Since then, I've had a few experiences of my own along this line, and realized how damnably difficult it can be, telling someone what they really don't want to hear. It happens a lot in therapy, as you might guess. Therapists are paid to tell the truth even when it hurts -- it's our job. Of course, when a patient asks why you've delayed telling them their particular truth, your response is usually a variant of, "You weren't ready to hear it." I know that sounds like a cop out, but waiting until a patient can bear what you have to say without being overwhelmed is critical. Even the most well-intentioned and skillful of scalpel strokes can inadvertently nick the wrong tissue.

We're cautious because we only have an hour -- 50 minutes is more like it -- and the patient has to walk out of the office able to cope with what's been discussed until their next session. In the meantime, you want to be as certain as possible they're going to be okay. If not, you have absolutely no business speaking up. Just because you can handle telling them, doesn't mean they can handle hearing it. And if you can tell them without it hurting you, it helps to wait until it does. Words to the wise, for budding therapists, counselors, and members of the medical community.

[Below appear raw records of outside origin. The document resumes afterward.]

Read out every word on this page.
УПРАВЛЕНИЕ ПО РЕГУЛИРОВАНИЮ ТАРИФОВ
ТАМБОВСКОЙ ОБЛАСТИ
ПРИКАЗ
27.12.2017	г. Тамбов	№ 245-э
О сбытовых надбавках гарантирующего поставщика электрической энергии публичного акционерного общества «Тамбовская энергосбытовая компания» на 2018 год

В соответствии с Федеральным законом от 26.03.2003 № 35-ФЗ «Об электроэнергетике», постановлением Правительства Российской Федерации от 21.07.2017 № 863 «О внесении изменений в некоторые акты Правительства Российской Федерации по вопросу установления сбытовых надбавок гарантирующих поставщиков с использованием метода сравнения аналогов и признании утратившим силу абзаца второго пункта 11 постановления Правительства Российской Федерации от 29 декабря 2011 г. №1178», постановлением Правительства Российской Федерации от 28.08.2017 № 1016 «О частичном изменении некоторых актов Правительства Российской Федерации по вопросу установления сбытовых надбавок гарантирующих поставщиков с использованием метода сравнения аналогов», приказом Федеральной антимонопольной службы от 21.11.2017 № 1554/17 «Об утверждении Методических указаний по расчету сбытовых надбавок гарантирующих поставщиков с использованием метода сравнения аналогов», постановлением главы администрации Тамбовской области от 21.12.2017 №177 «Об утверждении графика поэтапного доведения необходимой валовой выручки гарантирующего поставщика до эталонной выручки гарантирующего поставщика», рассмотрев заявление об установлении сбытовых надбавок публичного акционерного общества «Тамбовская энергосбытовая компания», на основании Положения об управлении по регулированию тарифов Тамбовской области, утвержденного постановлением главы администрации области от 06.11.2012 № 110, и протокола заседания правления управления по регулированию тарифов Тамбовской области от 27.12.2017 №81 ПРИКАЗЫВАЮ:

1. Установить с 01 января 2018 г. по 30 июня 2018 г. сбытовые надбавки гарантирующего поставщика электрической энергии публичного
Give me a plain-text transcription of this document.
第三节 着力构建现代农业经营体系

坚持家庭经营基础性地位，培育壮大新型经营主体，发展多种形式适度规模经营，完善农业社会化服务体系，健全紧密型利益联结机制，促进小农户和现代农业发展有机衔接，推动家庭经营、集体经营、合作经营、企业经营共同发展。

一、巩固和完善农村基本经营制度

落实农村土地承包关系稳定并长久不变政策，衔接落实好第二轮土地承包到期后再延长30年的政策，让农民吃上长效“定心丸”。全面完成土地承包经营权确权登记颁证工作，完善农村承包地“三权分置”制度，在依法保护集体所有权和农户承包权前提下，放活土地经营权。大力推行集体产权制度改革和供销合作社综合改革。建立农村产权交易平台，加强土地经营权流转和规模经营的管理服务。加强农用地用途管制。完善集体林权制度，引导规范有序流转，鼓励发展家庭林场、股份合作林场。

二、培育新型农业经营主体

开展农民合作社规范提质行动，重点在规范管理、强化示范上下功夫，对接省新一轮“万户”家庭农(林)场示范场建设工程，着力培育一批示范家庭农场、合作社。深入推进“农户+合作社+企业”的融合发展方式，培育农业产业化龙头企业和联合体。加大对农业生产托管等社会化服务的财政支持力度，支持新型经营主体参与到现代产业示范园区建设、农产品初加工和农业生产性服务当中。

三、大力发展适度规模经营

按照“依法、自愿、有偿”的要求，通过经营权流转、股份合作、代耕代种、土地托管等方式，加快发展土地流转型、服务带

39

An unnamed eight year old has said, "Love is what's in the room with you at Christmas, if you stop opening presents and listen."For the love of those closest to us to express itself, and for us to hear it, we might have to be willing to take a step back from our preoccupation with romance. That's asking a lot, I realize, and I'm not sure I could have taken my own advice back in the Dark Ages. It would have helped immensely if I had and therein lies the blessing of experience. As it is, I've become a lot more empathetic with those who were hoping for the best. That was love, too -- though, in retrospect, a kick in the pants might have been better yet.